So, after abandoning the use of Tough resin because I needed something time-stable that wouldn’t warp during printing, but still stand a fair amount of handling, I switched to Grey Pro and have been using that for a few months. However, I’m still almost always afraid that any slight bump might shatter it unexpectedly. It seems that sometimes Grey is near indestructible (thicknesses more than 4mm are very hard to break) and other times it feels like it’ll snap when you breathe too hard on it.
I started looking hard at all the data sheets, and found that the Dental Model resin, which I have previously not considered, on paper, seems to be a pretty close ‘medium’ between Tough and Grey Pro when it comes to durability. (And I would guess that it doesn’t warp much since dental models have to be pretty darn precise.)

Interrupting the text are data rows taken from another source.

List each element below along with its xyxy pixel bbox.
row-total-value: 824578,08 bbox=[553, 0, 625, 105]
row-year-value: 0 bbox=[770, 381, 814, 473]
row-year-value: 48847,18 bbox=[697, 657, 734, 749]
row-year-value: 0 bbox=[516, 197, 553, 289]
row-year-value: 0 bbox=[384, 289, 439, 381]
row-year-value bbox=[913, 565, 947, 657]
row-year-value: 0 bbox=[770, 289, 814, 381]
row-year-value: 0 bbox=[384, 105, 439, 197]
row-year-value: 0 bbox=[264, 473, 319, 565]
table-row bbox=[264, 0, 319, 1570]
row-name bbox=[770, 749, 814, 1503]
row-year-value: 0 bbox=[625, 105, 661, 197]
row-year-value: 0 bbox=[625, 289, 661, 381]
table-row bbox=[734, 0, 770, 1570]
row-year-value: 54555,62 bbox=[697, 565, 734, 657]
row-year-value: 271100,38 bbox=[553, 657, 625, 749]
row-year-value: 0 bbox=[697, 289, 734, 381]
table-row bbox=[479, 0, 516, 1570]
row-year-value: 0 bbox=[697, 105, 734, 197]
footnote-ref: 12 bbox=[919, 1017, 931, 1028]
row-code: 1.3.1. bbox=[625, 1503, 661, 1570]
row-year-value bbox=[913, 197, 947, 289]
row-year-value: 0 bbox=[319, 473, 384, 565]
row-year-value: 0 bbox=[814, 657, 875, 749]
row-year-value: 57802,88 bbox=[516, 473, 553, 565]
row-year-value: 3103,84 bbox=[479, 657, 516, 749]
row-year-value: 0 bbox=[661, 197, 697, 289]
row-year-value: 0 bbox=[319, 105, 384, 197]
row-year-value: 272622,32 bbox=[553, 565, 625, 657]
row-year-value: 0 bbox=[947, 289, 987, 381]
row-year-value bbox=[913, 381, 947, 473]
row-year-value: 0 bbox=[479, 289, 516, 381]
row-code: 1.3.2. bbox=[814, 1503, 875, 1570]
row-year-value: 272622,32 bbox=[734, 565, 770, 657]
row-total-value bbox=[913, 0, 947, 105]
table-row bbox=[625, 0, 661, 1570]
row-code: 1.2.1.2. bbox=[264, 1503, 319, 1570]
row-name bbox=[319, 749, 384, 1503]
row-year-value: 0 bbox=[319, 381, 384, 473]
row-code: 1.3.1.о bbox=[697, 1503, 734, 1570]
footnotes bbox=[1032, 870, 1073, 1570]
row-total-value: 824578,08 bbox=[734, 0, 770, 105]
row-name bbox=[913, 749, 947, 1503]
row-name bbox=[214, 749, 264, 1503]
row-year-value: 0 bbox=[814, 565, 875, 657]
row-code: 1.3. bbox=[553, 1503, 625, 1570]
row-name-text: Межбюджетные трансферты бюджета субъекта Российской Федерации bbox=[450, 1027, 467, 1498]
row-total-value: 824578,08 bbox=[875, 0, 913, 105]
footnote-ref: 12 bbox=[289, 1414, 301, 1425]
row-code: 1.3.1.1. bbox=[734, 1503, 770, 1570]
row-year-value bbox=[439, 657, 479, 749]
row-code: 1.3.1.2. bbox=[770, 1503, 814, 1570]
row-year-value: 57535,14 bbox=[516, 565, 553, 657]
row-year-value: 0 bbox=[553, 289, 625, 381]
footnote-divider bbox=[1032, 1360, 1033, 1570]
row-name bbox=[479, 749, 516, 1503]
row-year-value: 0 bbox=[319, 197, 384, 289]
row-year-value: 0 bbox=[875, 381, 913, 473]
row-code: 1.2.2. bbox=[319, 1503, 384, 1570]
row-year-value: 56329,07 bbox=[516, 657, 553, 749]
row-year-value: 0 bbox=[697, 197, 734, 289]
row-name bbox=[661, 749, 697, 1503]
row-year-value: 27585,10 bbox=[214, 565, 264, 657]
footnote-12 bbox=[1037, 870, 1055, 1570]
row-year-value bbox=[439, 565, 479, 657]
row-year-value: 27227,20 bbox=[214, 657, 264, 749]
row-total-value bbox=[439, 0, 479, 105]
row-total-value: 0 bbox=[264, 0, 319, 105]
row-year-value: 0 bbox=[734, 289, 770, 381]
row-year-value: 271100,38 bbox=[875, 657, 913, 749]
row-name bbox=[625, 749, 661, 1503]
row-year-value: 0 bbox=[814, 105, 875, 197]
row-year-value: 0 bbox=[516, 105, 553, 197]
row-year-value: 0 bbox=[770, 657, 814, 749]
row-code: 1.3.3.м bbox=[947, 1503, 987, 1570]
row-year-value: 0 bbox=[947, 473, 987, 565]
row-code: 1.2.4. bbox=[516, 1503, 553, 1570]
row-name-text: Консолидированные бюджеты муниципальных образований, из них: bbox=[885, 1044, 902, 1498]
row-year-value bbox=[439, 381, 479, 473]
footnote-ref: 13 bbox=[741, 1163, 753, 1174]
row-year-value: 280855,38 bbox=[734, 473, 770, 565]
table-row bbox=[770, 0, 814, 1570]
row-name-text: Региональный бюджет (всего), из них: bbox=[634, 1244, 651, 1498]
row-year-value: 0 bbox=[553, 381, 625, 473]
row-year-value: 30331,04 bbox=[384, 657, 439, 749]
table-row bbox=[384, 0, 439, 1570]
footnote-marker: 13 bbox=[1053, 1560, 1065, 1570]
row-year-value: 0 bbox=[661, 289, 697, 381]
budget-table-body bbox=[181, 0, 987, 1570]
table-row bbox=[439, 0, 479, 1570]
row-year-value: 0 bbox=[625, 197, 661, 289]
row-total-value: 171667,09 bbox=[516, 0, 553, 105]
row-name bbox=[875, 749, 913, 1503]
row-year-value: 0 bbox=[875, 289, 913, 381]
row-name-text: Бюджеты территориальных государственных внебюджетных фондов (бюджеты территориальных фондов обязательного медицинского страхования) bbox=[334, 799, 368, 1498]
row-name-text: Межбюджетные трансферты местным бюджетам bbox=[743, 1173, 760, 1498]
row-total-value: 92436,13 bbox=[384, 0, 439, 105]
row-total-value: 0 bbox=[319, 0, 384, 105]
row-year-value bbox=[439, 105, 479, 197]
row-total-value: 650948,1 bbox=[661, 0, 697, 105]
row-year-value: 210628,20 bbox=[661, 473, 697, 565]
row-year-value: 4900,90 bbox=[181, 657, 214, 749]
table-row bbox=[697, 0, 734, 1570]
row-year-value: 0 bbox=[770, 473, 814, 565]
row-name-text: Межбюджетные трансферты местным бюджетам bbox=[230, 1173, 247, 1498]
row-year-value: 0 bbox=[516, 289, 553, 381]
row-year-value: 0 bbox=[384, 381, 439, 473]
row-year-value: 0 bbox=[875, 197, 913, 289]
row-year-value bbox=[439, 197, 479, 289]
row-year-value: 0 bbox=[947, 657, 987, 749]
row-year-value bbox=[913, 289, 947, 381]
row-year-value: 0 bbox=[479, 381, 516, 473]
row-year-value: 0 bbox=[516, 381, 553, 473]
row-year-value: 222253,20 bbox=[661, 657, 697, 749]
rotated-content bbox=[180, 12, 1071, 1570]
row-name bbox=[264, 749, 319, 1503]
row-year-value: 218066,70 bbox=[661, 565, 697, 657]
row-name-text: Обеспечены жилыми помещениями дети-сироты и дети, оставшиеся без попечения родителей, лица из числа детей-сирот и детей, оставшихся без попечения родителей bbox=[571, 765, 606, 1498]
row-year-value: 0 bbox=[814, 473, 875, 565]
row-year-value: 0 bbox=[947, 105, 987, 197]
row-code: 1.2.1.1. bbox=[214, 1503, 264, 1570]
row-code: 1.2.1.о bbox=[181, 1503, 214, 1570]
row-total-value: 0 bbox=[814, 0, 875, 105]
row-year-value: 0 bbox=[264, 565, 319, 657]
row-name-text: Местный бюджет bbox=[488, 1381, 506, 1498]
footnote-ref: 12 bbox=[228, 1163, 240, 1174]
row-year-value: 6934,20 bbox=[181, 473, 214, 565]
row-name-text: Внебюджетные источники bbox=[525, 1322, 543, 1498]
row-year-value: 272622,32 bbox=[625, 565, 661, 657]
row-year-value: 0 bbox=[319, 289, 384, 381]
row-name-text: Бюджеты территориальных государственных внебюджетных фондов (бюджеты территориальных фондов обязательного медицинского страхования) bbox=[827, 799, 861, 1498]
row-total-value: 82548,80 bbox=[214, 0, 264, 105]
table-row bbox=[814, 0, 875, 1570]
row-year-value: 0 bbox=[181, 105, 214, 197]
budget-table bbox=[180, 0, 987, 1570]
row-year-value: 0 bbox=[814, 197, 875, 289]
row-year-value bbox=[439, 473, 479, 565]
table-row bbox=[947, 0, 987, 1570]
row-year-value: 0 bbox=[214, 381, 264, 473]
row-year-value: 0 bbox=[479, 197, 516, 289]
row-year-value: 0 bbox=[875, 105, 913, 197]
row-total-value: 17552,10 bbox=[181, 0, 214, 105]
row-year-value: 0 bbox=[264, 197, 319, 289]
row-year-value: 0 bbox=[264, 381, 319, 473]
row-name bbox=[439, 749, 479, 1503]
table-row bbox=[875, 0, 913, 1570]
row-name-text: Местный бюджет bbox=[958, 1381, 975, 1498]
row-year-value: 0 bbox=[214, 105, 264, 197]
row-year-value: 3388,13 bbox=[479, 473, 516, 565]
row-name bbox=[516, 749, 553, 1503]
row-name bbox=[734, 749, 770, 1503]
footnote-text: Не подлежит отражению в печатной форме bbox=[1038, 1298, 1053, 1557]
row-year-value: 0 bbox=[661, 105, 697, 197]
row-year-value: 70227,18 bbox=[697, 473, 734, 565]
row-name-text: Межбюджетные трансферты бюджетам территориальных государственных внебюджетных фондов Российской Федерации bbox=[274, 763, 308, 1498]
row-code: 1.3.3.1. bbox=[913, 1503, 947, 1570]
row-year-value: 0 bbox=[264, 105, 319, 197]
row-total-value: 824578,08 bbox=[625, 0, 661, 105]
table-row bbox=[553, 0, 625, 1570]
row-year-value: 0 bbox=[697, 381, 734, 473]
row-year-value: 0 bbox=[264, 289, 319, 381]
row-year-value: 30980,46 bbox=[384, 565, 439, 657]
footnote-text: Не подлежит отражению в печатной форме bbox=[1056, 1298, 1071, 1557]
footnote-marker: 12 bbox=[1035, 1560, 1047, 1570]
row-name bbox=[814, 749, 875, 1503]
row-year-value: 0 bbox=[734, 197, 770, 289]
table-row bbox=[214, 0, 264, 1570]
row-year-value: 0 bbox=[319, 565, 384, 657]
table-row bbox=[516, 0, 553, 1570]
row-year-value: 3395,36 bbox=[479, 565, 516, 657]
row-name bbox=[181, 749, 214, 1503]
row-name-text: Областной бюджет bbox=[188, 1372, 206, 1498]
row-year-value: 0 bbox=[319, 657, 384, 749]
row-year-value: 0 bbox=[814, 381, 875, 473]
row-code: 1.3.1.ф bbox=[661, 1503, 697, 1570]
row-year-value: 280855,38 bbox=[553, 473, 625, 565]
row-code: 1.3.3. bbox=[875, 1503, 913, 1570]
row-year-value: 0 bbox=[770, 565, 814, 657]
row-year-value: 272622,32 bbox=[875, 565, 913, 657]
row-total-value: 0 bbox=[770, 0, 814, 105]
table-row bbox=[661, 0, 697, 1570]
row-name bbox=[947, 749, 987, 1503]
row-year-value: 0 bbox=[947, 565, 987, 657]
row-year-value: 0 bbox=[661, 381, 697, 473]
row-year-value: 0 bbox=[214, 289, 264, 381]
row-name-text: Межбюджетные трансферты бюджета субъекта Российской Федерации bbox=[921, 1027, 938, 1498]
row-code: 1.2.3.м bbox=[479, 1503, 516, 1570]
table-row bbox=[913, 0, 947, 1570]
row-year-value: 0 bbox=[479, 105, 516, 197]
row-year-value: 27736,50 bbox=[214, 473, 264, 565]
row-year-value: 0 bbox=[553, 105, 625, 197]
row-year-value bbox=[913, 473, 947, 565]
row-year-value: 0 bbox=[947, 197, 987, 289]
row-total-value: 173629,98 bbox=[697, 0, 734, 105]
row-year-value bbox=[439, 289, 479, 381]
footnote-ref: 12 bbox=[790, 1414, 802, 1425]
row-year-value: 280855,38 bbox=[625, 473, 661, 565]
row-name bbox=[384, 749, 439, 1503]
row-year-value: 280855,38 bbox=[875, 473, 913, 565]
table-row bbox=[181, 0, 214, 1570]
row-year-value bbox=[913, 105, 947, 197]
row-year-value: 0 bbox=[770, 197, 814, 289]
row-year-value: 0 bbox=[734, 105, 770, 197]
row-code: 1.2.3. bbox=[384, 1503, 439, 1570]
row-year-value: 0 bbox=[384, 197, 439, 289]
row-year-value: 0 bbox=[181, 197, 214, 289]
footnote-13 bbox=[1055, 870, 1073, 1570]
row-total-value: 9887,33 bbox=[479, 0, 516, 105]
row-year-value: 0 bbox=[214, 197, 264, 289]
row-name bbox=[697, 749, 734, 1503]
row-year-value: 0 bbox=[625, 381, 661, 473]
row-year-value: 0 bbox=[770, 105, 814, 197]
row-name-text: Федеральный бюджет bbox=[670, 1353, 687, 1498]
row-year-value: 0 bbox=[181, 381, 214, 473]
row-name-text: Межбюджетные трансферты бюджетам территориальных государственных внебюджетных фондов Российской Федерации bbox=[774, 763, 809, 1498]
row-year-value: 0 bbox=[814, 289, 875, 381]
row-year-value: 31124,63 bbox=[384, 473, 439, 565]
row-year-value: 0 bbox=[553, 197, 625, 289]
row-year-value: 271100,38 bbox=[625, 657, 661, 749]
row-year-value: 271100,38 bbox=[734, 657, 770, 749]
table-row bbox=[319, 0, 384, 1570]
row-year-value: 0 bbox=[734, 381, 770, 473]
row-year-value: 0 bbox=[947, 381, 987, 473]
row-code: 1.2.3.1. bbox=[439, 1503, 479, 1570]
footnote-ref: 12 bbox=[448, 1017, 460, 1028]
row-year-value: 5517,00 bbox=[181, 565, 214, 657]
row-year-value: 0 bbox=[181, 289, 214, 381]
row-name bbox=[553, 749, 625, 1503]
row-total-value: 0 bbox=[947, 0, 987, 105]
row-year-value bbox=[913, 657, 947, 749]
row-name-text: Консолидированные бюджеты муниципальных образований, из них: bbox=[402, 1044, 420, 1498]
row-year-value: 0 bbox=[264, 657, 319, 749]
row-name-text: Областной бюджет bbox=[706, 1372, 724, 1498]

Those of you that use it… how would you describe it in ‘real world’ use? Or maybe compare it to Grey Pro, Tough or even the Standard Grey (which actually has a higher impact strength rating than Pro)?
I’m getting a sample part in DM, but even so, before I invest in a test-session I’d love to hear some practical experiences with it.
No idea, but I’m also curious to see. I use the Durable and Pro Grey for miniature doll making (durable for body parts, clothes, and accessories, pro grey for joints) so having a more fleshtone ‘pro grey’ would be great.
I got a few parts in the Dental Model a while back. Completely unsuitable for my needs, which are mainly hard-surface parts (movie prop gadgets, ray guns and so forth) because it seems extremely prone to warping- especially with thin parts. I could see it being useful for prototyping boardgame pieces maybe. (Can’t understand how it can be used for dental work- I’d imagine that such models would demand extremely close tolerances and stability.) Might be good for doll parts though, since you might not need perfect symmetry, and it feels a little ‘skin-like’ with a velvety surface.
Grey Pro is still my go-to even though it eats resin trays like candy.
I’m surprised that you’d use the Durable for the body parts and not the GP. Wouldn’t the added strength of Durable be better for joints?
I like the durable because it has the slight flex needed for things like ball joint cups, and grippy little hands (I haven’t broken a finger yet and they’re absurdly little)
At the scale I’m working in the durable is a liiiiitle too chewy for the joints, but impact resistance is very important for those thin little limbs, so I have to balance those needs. I found that the Durable limbs protect the stable Grey Pro joints in falls. The completed dolls are only about 3" tall, so their structural requirements are definitely unusual.